Standing in front of the mirror today, I hardly recognize the girl I was as a child. The blonde hair and tan skin are gone, replaced by white strands of hair and ghostly white skin. At least, that’s what I really look like today. But the world only sees my dark brown hair dye and tanner – because that’s all I let them see.
Vitiligo, a skin disease that causes loss of pigment, has taken 100% of my skin color and now part of my hair color. I don’t expect you to understand how that feels – because the chances of this happening are less than .01 percent. In other words, it’s unimaginable. And yet, it happened to me. And after 20 years, I’m still trying to mentally grasp that change.
It can be hard to know “who you are” when your body is changing into something you don’t want it to be. Over the years, I’ve learned, often the hard way, how to focus on who I am instead of what I look like. Here’s how I found – and continue to find – the girl underneath my skin.
Celebrating my life and the things that happen in it are a way to positively reflect on who I am. When I look in the mirror, I see the girl with vitiligo. But when I look inside, I see the girl who loves her husband and family, works hard for the things she’s passionate about and puts intention into the life around her. That’s who I am, and celebrating those things reminds me of that fact. For a few years, I kept a happiness journal, writing three things each day I was happy about or grateful for – my mini celebrations. Today, my husband and I have “red plate nights” where we celebrate each other’s accomplishments – big or small – with a red plate for dinner. And each time I’m feeling low, I sit down and make a list of all the things I have to celebrate in my life. These are the things that make up who I am and are worth far more than a glance in the mirror.
Comparison can be detrimental to your sense of self – and yet it so easily creeps in and alters your state of mind. I used to frequently compare myself to the girls around me, to models on Instagram and even to my imaginary self without vitiligo. Crowds were particularly tricky – I was quick to start watching the people around me, and comparison would easily follow. In every way, I fell short of what I thought a “perfect” girl looked like. And yet, no amount of comparison was going to change who I am. Today I take care to avoid mindlessly scrolling through social. I also try to focus on having an attitude of gratitude and put a lot of intention into taking care of my body to make self-love a priority – and toss comparison aside.
Live in the moment
Have you ever missed out on something because you couldn’t get out of your head? I certainly have. Living with vitiligo can make you feel like the ugliest person in the room – and the stares only reinforce your worst fear. Add this continuous stream of anxiety-ridden, self-conscious thoughts to any social activity and you wonder how you function. That was me. However, while I was consumed by anxiety, life was passing me by, moment by moment. Life’s milestones, big or small, can be interrupted by your life with vitiligo – or you can choose to live in them. It’s not always easy to quell the anxiety and focus on the moment at hand, but these are the minutes and memories you won’t get back. How do you live in the moment? That’s something I’m still working on myself, but I believe that the intention to do so is a place to start.
Do the things you love
I often find that when I’m doing the things I love, time flies the fastest – without me even noticing. These are the things that make me feel most alive – and have become things that are part of my identity. Two of my favorites? Being a blogger and a wife. Nothing passes the time like writing for Living Dappled or spending an afternoon with my husband. Pouring my time and energy into the things I love reminds me of who I am and why I matter.

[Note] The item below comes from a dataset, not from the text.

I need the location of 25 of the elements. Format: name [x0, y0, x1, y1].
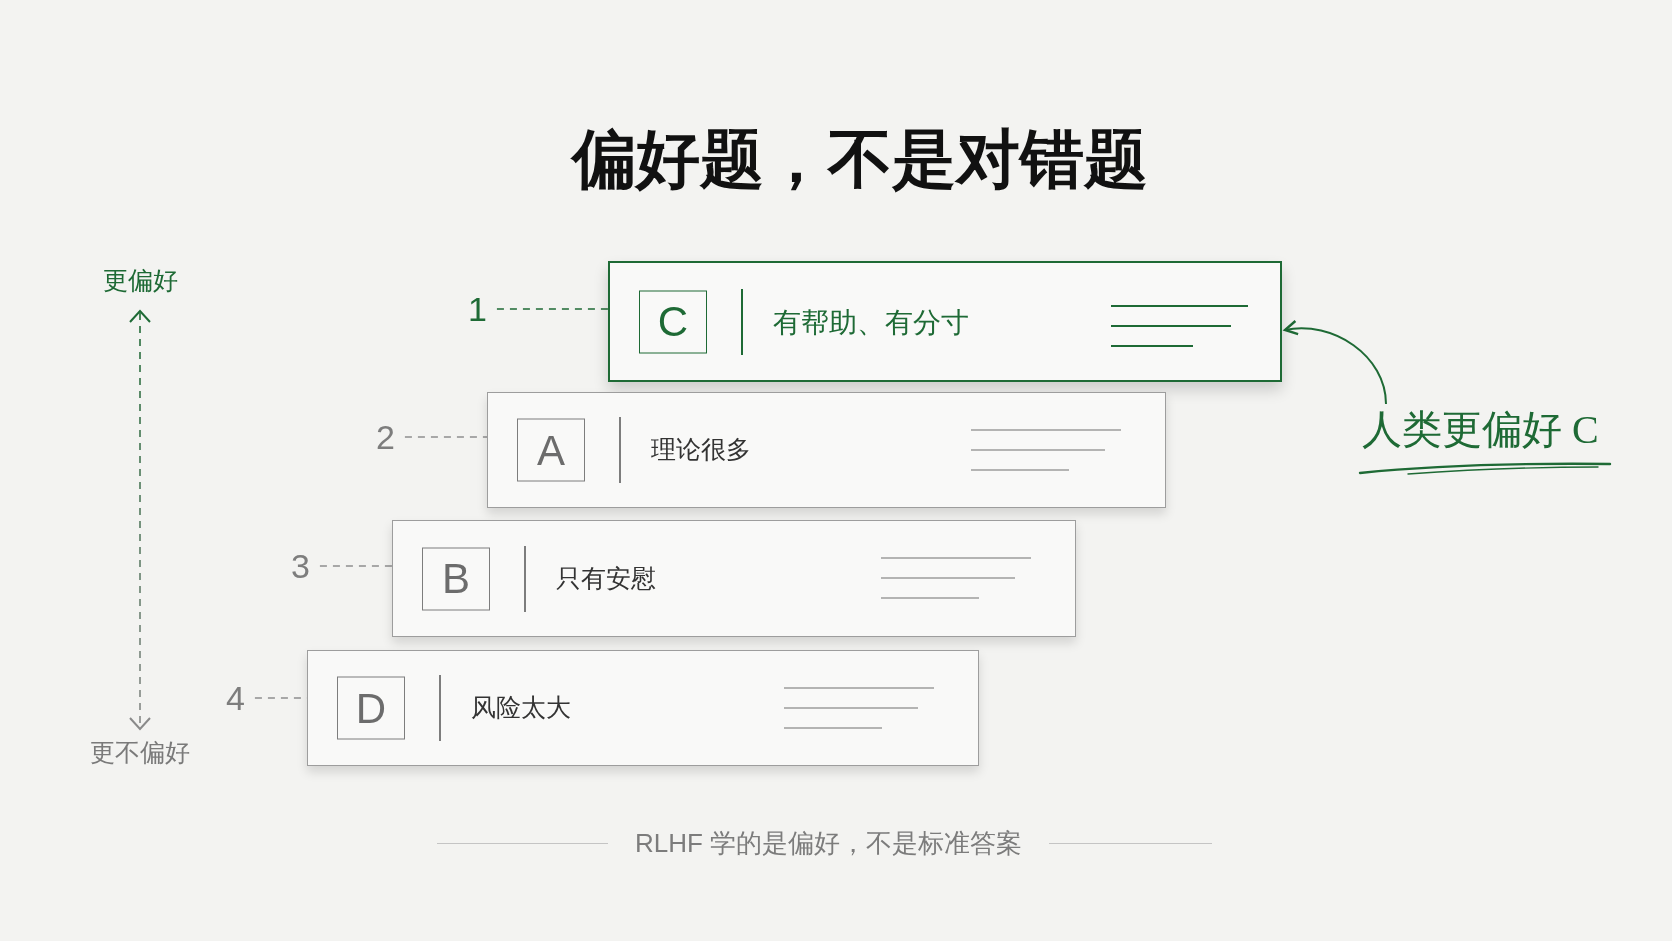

Face your fears — one step at a time
As a child, I loved to swim. And yet as vitiligo slowly took over my body, I found myself avoiding the water at all costs. I didn’t need to feel any more insecure than I already did – and nothing made me feel worse about my body than a bathing suit. As my vitiligo took over my body, I started to wear tanner – and eventually made my way back to the beach. At first, I would panic about my tanner being less than perfect. But over the years, I’ve learned to enjoy the moment and let “how I look” go as much as possible. It took baby steps – and lots of encouragement – to get back into the water. But I’m so glad I did because it was part of who I am.